By: Mohammad Aburumman

تم نشره في Tue 17 May / May 2016. 10:38 PM
  • Mohammad Aburumman

Over the past few days, hundreds have been injured among Syrian armed factions in the Damascus Schwing (Ghouta), due to intensified confrontation between the Nusra front on one side (“Jaish al Rahman” and the “Fastat” Legion), and “Jaish al Islam”  on the other.

Some friends within the opposition post on their social media profiles (Facebook particularly), visual and audio records of arguments between these factions. In a particular record I had listened to; one named “Abu Ahmad Ordoni”, of the Nusra front “Sharia Officials”, alongside a Syrian, discussing with the residents of a village in the Damascus Ghouta, encouraging them to fight off “Jaish al Islam” factions.

This named “Ordoni” (Meaning: Jordanian), whose real name I do not know, is a mental and psychological retard, and has not a single clue on what a democratic revolution means, and cannot even begin to fathom the values that comprised the spirit of the first peaceful movement in Daraa, which spread across the rest of Syria’s cities and governorates!

Of course, this is not in defence of “Jaish al Islam”; I do not know who is indeed in the right, nor do I care.
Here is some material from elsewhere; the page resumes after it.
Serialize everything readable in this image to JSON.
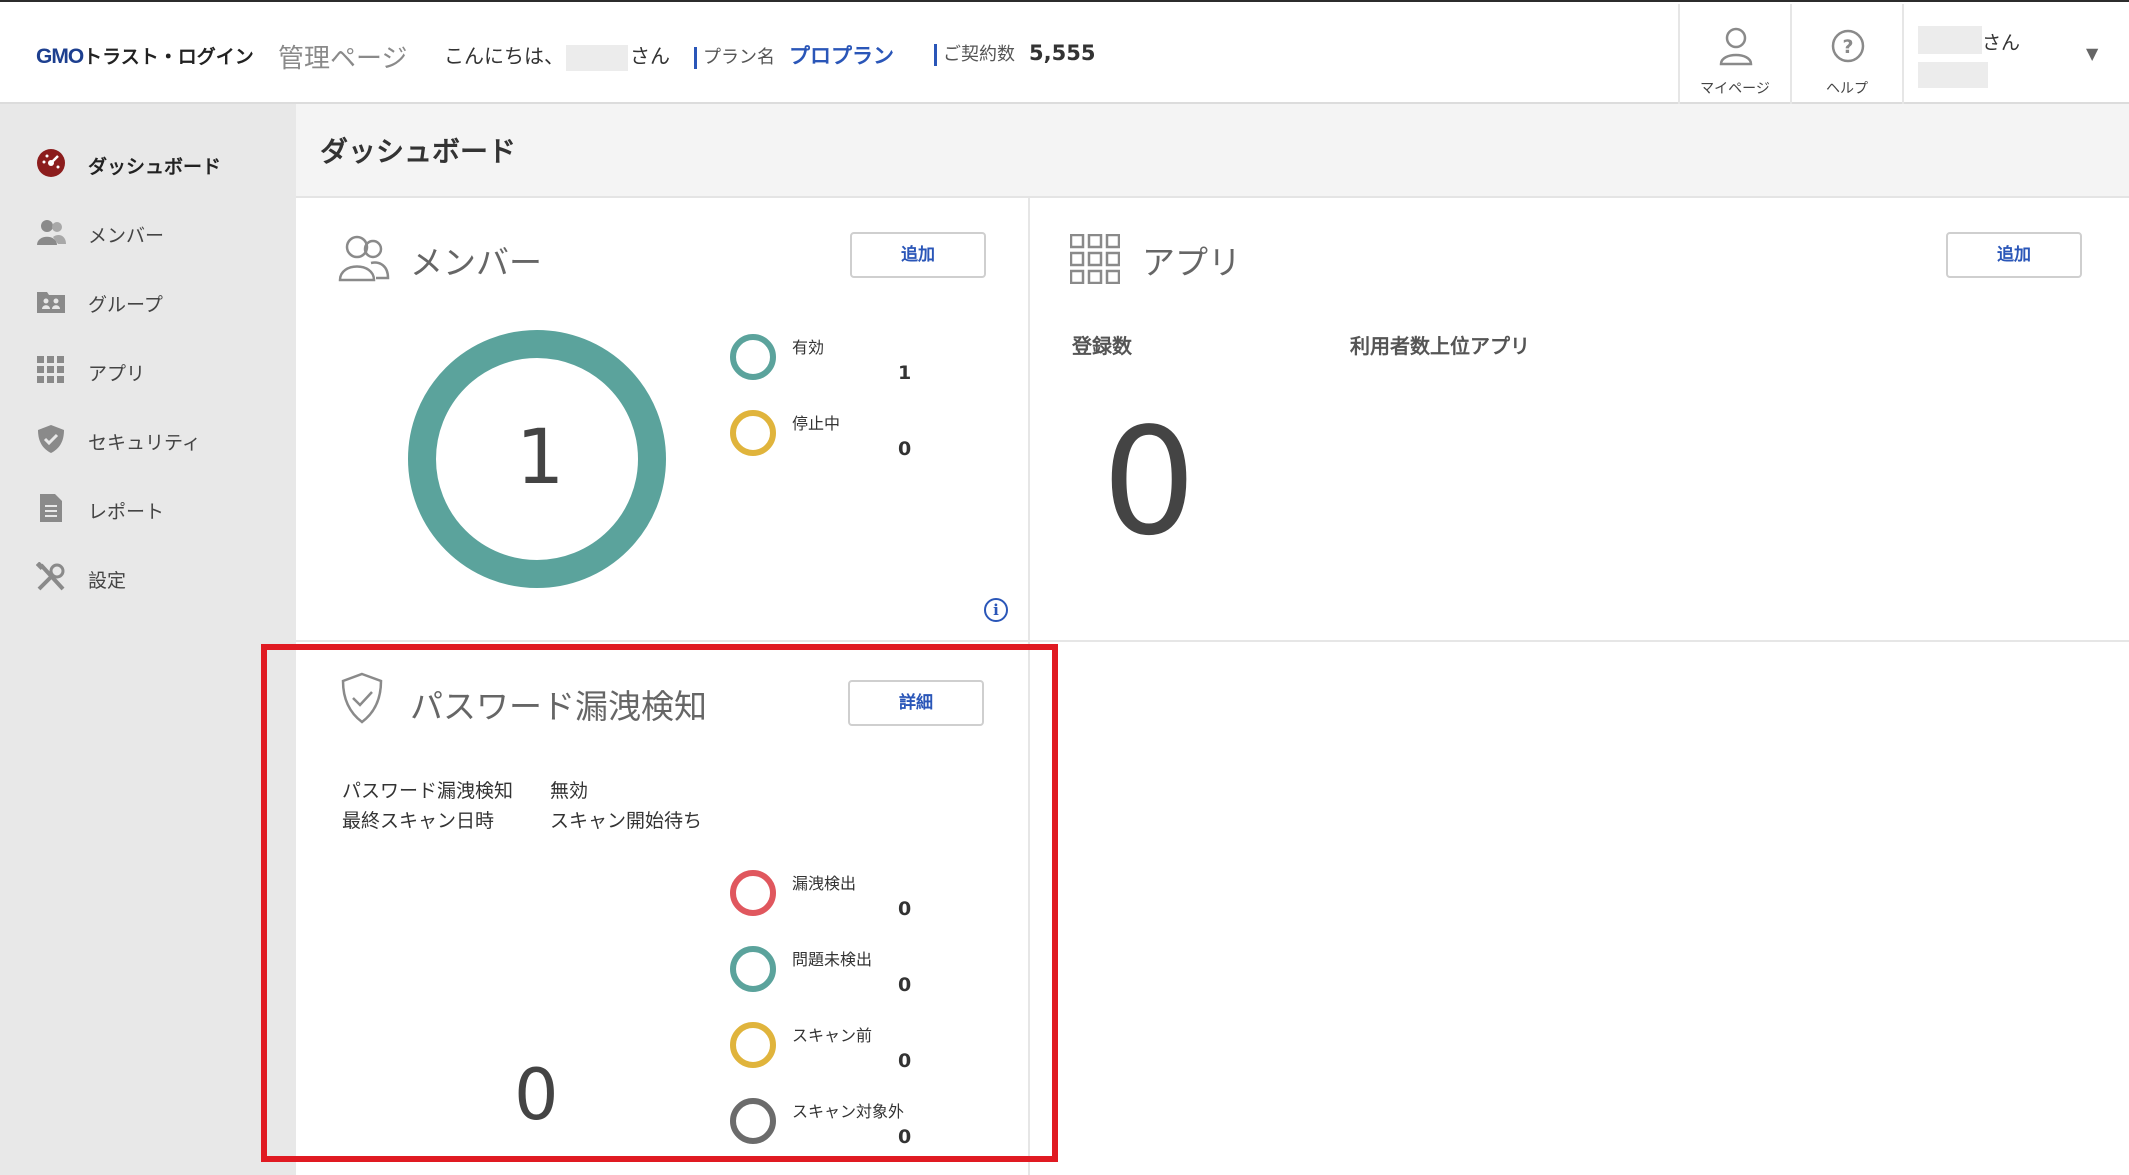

I also believe that the totality of these factions, from Jaish al Islam, Rahman, Fastat, or any other faction; have altered the values of the revolution and its meaning. And the product is not neither revolution, nor revolutionary. Its serves not the original purpose of the popular Syrian revolution.

Listening to the discussion with the “Jordanian”; the other side seemingly much more realistic and rational than he ever will be, I felt grief and sorrow for the great sacrifice brought forth by the people of Ghouta and those who gave their lives to the revolution; the youth yearning to be free; all that turning into this inner warring among themselves —armed factions— in the stead of facing up to the Syrian Army and their advancements into now southern territories of the front. They dedicate so much to fight each other off.

In other records, you come across other Jordanians holding authoritative powers in Nusra, in the Damascus countryside, like Abu Khadija and Abul Walid, among others, telling Syrians what is demanded of them, as well as how they live their lives!

This problem is not exclusive to Ghouta, to be clear and frank! Idlib has become more of an emirate for “Jaish al Fat-h”, that is Nusra and “Ahrar al Sham”; they —regardless of their categorisation regionally and internationally— do not represent the Syrian revolution or its goals, and it serves only the establishment of a fanatical Islamic State, mindful —of course— of the difference between Ahrar and Nusra.

In Raqqa, and the Deir ez-Zor, Homs, and Aleppo countryside, resides “Daesh”, what a spectacle “Daesh” is! And in parts of the Aleppo countryside and the city; there holds the Levant Front and other more moderate factions, but less powerful and able to sustain.

Perhaps the only place in Syria with a reasonable presence of the Free Syrian Army (FSA) is the Daraa province, but the front there is also conflicted.

Obviously, the first and foremost responsible for the rise of extremism and fanaticism in Syria, along with these factions, is the Syrian regime, with their bloody policies from the very start, bringing about radical errs times after time, giving surge to suicidal strides in face of death, reinforcing the prospected propositions of these factions, as opposed to the real, actual demands of the Syrian revolution.

During the recent truce, when the fighting receded, peaceful marches resurfaces, and the true voice of the revolution resounded. This voice was oppressed and suppressed by the Nusra front, as well as the Syrian regime. None of the two is better for Syria than the other.

The fanatics want to turn Syria into an Afghanistan of war lords, back to the middle ages. And the proponent; the Syrian regime, no longer exists, as they are now integrated with Iran and the Faqih governance!

The resurgence of peaceful march in Syria provided blinding evidence to the fact that these factions, and the discourses that emerged with them, are bound to war, the crimes of the regime, and retaliation for them, and would not have been an option, typically, under normal circumstances, for the Syrian people.